Protesters took to the streets around the world for International Women’s Day on Tuesday with rallies in Pakistan defying security warnings and demonstrations in Europe calling for solidarity with war-torn Ukraine.

Despite the marches, all eyes were on the relentless flow of women and children leaving Ukraine after the Russian invasion, sparking the fastest growing refugee crisis in Europe since World War II.

With more than two million people forced into exile, few arriving in the Polish border town of Przemysl could think to mark the date, although a lone priest can be seen wandering the station with an armful of tulips , distributing them to the women who arrive.

Meanwhile, in Brussels, protesters staged a “Women Stand With Ukraine” rally, waving a vast blue and yellow Ukrainian flag.

And in Paris, several thousand people marched against gender violence and for equal pay in a rally entitled: “the feminist groundswell for equality”.

Ahead of the rally, organizers read a letter from Russian feminists urging women’s rights activists around the world to ‘take a stand against war’, saying it highlighted both ‘bullet violence but also violence sexual”.

In Pakistan, some 2,000 women gathered in the eastern city of Lahore despite official efforts to ban the protest and withdraw security from an event frequently targeted with violence.

In a jovial atmosphere, they marched through the streets chanting “Respect women” and “End the patriarchy” as 1,000 other women gathered in Karachi, Pakistan’s largest city, and 200 in the capital, Islamabad.

Such gatherings have sparked a violent backlash since they began four years ago in deeply conservative Pakistan where women have been shot, stabbed, stoned, burned and strangled for undermining family “honour”.

Critics said they promote liberal Western values ​​and disrespect religious and cultural mores, and two years ago Islamist extremists stoned women as they walked through Islamabad.

Meanwhile, Afghanistan marked a muted day with militants intimidated by the threat of arrest by the country’s Taliban leaders who returned to power in August.

In Turkey, demonstrators spent days preparing banners ahead of the main march in Istanbul later on Tuesday to protest femicide and urge Ankara to join a European treaty protecting women from violence.

Last year, 416 women were killed in Turkey, while the toll this year currently stands at 72, according to figures from We Will Stop Femicide.

There was a wave of protests after Turkey’s withdrawal last year from the Istanbul Convention which establishes a legal framework to combat, prevent and prosecute violence against women.

Ankara justified the withdrawal by saying the 2011 treaty had a hidden agenda to normalize homosexuality.

And in Kenya, 150 people marched through the capital Nairobi to demand an end to gender-based violence after a woman was violently assaulted by motorcycle taxi drivers.

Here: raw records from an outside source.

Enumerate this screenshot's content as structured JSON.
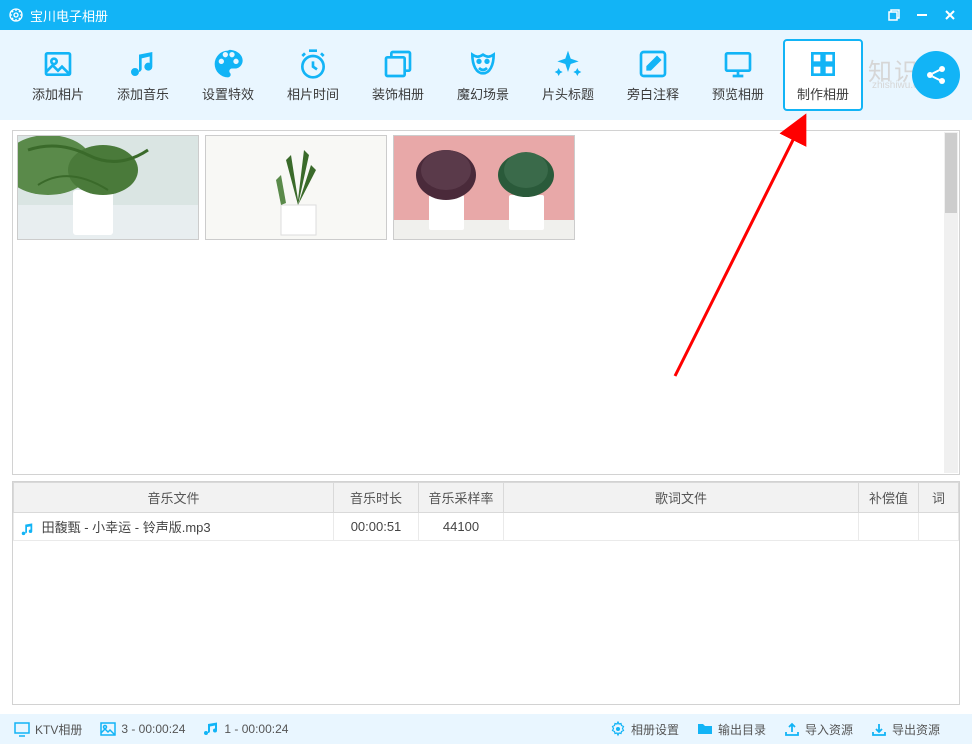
{
  "titlebar": {
    "app_name": "宝川电子相册"
  },
  "toolbar": {
    "buttons": [
      {
        "label": "添加相片"
      },
      {
        "label": "添加音乐"
      },
      {
        "label": "设置特效"
      },
      {
        "label": "相片时间"
      },
      {
        "label": "装饰相册"
      },
      {
        "label": "魔幻场景"
      },
      {
        "label": "片头标题"
      },
      {
        "label": "旁白注释"
      },
      {
        "label": "预览相册"
      },
      {
        "label": "制作相册"
      }
    ]
  },
  "watermark": {
    "text": "知识屋",
    "sub": "zhishiwu.com"
  },
  "photos": {
    "count": 3
  },
  "music_table": {
    "headers": {
      "file": "音乐文件",
      "duration": "音乐时长",
      "sample_rate": "音乐采样率",
      "lyric": "歌词文件",
      "offset": "补偿值",
      "ci": "词"
    },
    "rows": [
      {
        "file": "田馥甄 - 小幸运 - 铃声版.mp3",
        "duration": "00:00:51",
        "sample_rate": "44100",
        "lyric": "",
        "offset": ""
      }
    ]
  },
  "statusbar": {
    "album_type": "KTV相册",
    "photo_info": "3 - 00:00:24",
    "music_info": "1 - 00:00:24",
    "settings": "相册设置",
    "output_dir": "输出目录",
    "import": "导入资源",
    "export": "导出资源"
  }
}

The incident happened after a traffic accident on Friday, with a video going viral showing the men grabbing the young woman’s clothes as she screamed inside her car.

Protesters marched to police headquarters, waving banners that read “Hear my cry” and urging an end to gender-based violence.

Police have arrested 16 people in connection with the assault.

Rodney N.

The author Rodney N.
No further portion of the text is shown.